При этом надо отдавать себе отчет в том, что одновременное проведение всех этих коренных преобразований во всех ВС невозможно (по соображениям финансового и организационного характера), а последовательное — бессмысленно. Допустим, будут внезапно изменены и принципиально «осовременены» боевые уставы. Что это даст, если нет средств на полноценную боевую подготовку и отсутствуют кадры, подготовленные в соответствии с новыми требованиями?  Допустим, в военных учебных заведениях поменяют программы — и их выпускники через 4–5 лет придут в ту же нищую армию со старым оружием и, самое главное, с командным составом, подготовленным по старым программам. Столь же бесполезно сгинет в нашей армии и новая техника, даже если начнет поступать туда, поскольку нет концепции ее боевого применения. В итоге вновь получится профанация или серия профанаций, а армия будет умирать. Впрочем, она обречена на смерть, поскольку погибло «ее» государство и никакие реформы ей не помогут.

Единственным выходом из этого положения является создание параллельной армии. Такие армии не раз создавались в мировой и отечественной истории (армия Петра I, армия Наполеона, Красная армия, войска СС, Корпус стражей исламской революции и т. д.). В эту армию, построенную по новым организационным и идеологическим принципам, с новыми уставами и внутренними взаимоотношениями, с новой техникой и принципами ее применения должен приходить новый рядовой, сержантский и офицерский состав, подготовленный по новым учебным программам и жестко отобранный в соответствии с заранее выработанными интеллектуальными, физическими, психологическими и идеологическими критериями. Как уже говорилось, сержант в этой армии должен получать 400–500 долларов, генерал, соответственно — 4–5 тысяч.

Какие из перечисленных направлений военной реформы
представляются Вам первоочередными?
(Ответы заявивших, что реформу нужно проводить сейчас.)

Опрос населения 12–17 февраля 2002 г. © Фонд «Общественное мнение», 2002 г.

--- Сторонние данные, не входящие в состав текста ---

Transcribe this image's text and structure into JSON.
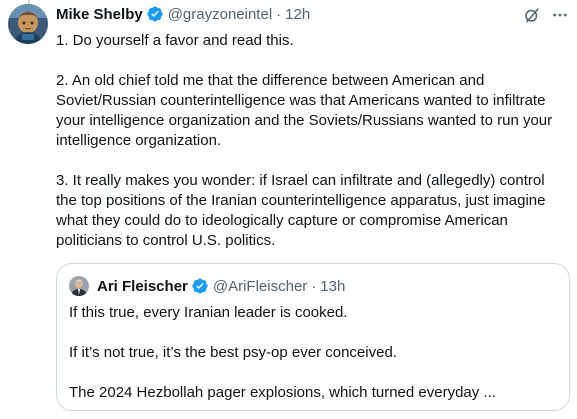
{
  "post": {
    "display_name": "Mike Shelby",
    "handle": "@grayzoneintel",
    "separator": "·",
    "time": "12h",
    "text": "1. Do yourself a favor and read this.\n\n2. An old chief told me that the difference between American and Soviet/Russian counterintelligence was that Americans wanted to infiltrate your intelligence organization and the Soviets/Russians wanted to run your intelligence organization.\n\n3. It really makes you wonder: if Israel can infiltrate and (allegedly) control the top positions of the Iranian counterintelligence apparatus, just imagine what they could do to ideologically capture or compromise American politicians to control U.S. politics."
  },
  "quote": {
    "display_name": "Ari Fleischer",
    "handle": "@AriFleischer",
    "separator": "·",
    "time": "13h",
    "text": "If this true, every Iranian leader is cooked.\n\nIf it’s not true, it’s the best psy-op ever conceived.\n\nThe 2024 Hezbollah pager explosions, which turned everyday ..."
  },
  "icons": {
    "verified": "verified-badge-icon",
    "grok": "grok-icon",
    "more": "more-icon"
  },
  "colors": {
    "text": "#0f1419",
    "secondary": "#536471",
    "verified": "#1d9bf0",
    "border": "#cfd9de"
  }
}
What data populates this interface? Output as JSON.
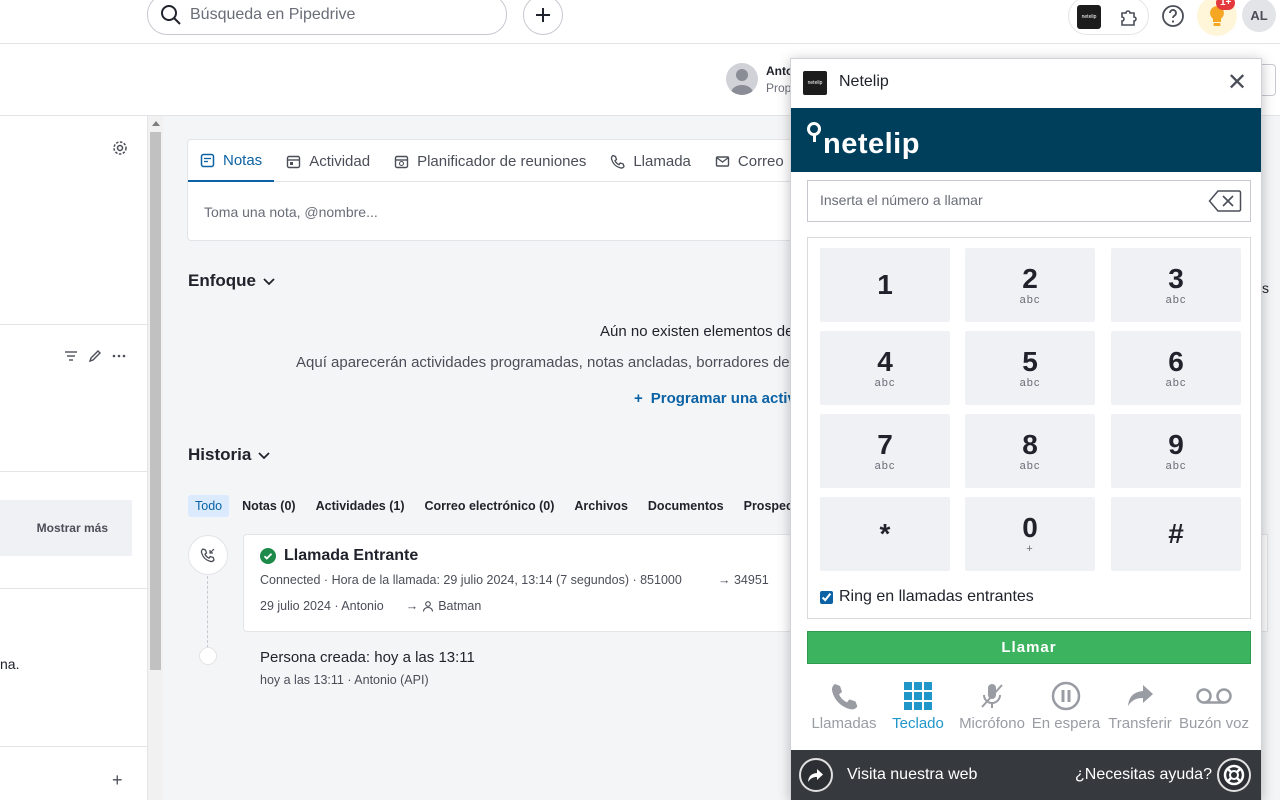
{
  "topbar": {
    "search_placeholder": "Búsqueda en Pipedrive",
    "netelip_ext_label": "netelip",
    "notification_badge": "1+",
    "user_initials": "AL"
  },
  "subbar": {
    "owner_name": "Anto",
    "owner_role": "Prop"
  },
  "left_panel": {
    "show_more": "Mostrar más",
    "truncated_text": "na.",
    "add": "+"
  },
  "composer": {
    "tabs": [
      {
        "label": "Notas",
        "icon": "note-icon"
      },
      {
        "label": "Actividad",
        "icon": "calendar-icon"
      },
      {
        "label": "Planificador de reuniones",
        "icon": "calendar-clock-icon"
      },
      {
        "label": "Llamada",
        "icon": "phone-icon"
      },
      {
        "label": "Correo",
        "icon": "mail-icon"
      }
    ],
    "note_placeholder": "Toma una nota, @nombre..."
  },
  "focus": {
    "title": "Enfoque",
    "empty_title": "Aún no existen elementos de",
    "empty_desc": "Aquí aparecerán actividades programadas, notas ancladas, borradores de",
    "schedule_link": "Programar una activ"
  },
  "history": {
    "title": "Historia",
    "filters": [
      "Todo",
      "Notas (0)",
      "Actividades (1)",
      "Correo electrónico (0)",
      "Archivos",
      "Documentos",
      "Prospect"
    ],
    "call": {
      "title": "Llamada Entrante",
      "meta": "Connected · Hora de la llamada: 29 julio 2024, 13:14 (7 segundos) · 851000",
      "number": "→ 34951",
      "date": "29 julio 2024 · Antonio",
      "contact": "Batman"
    },
    "created": {
      "title": "Persona creada: hoy a las 13:11",
      "meta": "hoy a las 13:11 · Antonio        (API)"
    }
  },
  "right_sliver": "s",
  "netelip": {
    "title": "Netelip",
    "brand": "netelip",
    "logo_text": "netelip",
    "close": "✕",
    "number_placeholder": "Inserta el número a llamar",
    "keys": [
      {
        "digit": "1",
        "letters": ""
      },
      {
        "digit": "2",
        "letters": "abc"
      },
      {
        "digit": "3",
        "letters": "abc"
      },
      {
        "digit": "4",
        "letters": "abc"
      },
      {
        "digit": "5",
        "letters": "abc"
      },
      {
        "digit": "6",
        "letters": "abc"
      },
      {
        "digit": "7",
        "letters": "abc"
      },
      {
        "digit": "8",
        "letters": "abc"
      },
      {
        "digit": "9",
        "letters": "abc"
      },
      {
        "digit": "*",
        "letters": ""
      },
      {
        "digit": "0",
        "letters": "+"
      },
      {
        "digit": "#",
        "letters": ""
      }
    ],
    "ring_label": "Ring en llamadas entrantes",
    "call_button": "Llamar",
    "actions": [
      {
        "label": "Llamadas",
        "icon": "phone-icon"
      },
      {
        "label": "Teclado",
        "icon": "keypad-icon"
      },
      {
        "label": "Micrófono",
        "icon": "mic-off-icon"
      },
      {
        "label": "En espera",
        "icon": "pause-icon"
      },
      {
        "label": "Transferir",
        "icon": "transfer-icon"
      },
      {
        "label": "Buzón voz",
        "icon": "voicemail-icon"
      }
    ],
    "footer_web": "Visita nuestra web",
    "footer_help": "¿Necesitas ayuda?"
  }
}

Естественно, что в такой параллельной армии будет сначала всего несколько подразделений (1–2 бригады СВ, 1–2 полка ВВС и ПВО) и кораблей. Подчиняться она будет специально созданной структуре, «замкнутой» непосредственно на президента, но ни в коем случае не нынешнему министерству обороны (оно будет руководить старой, умирающей армией, его задача — спокойно и достойно ее похоронить). Над новой армией должен быть установлен жесткий гражданский контроль, аналогичный тому, что имеет место в западных странах. Постепенно, по мере накопления опыта, увеличения финансирования, воспитания новых кадров количество частей в новой армии будет увеличиваться и она вытеснит старую. Вот это и будет военной реформой.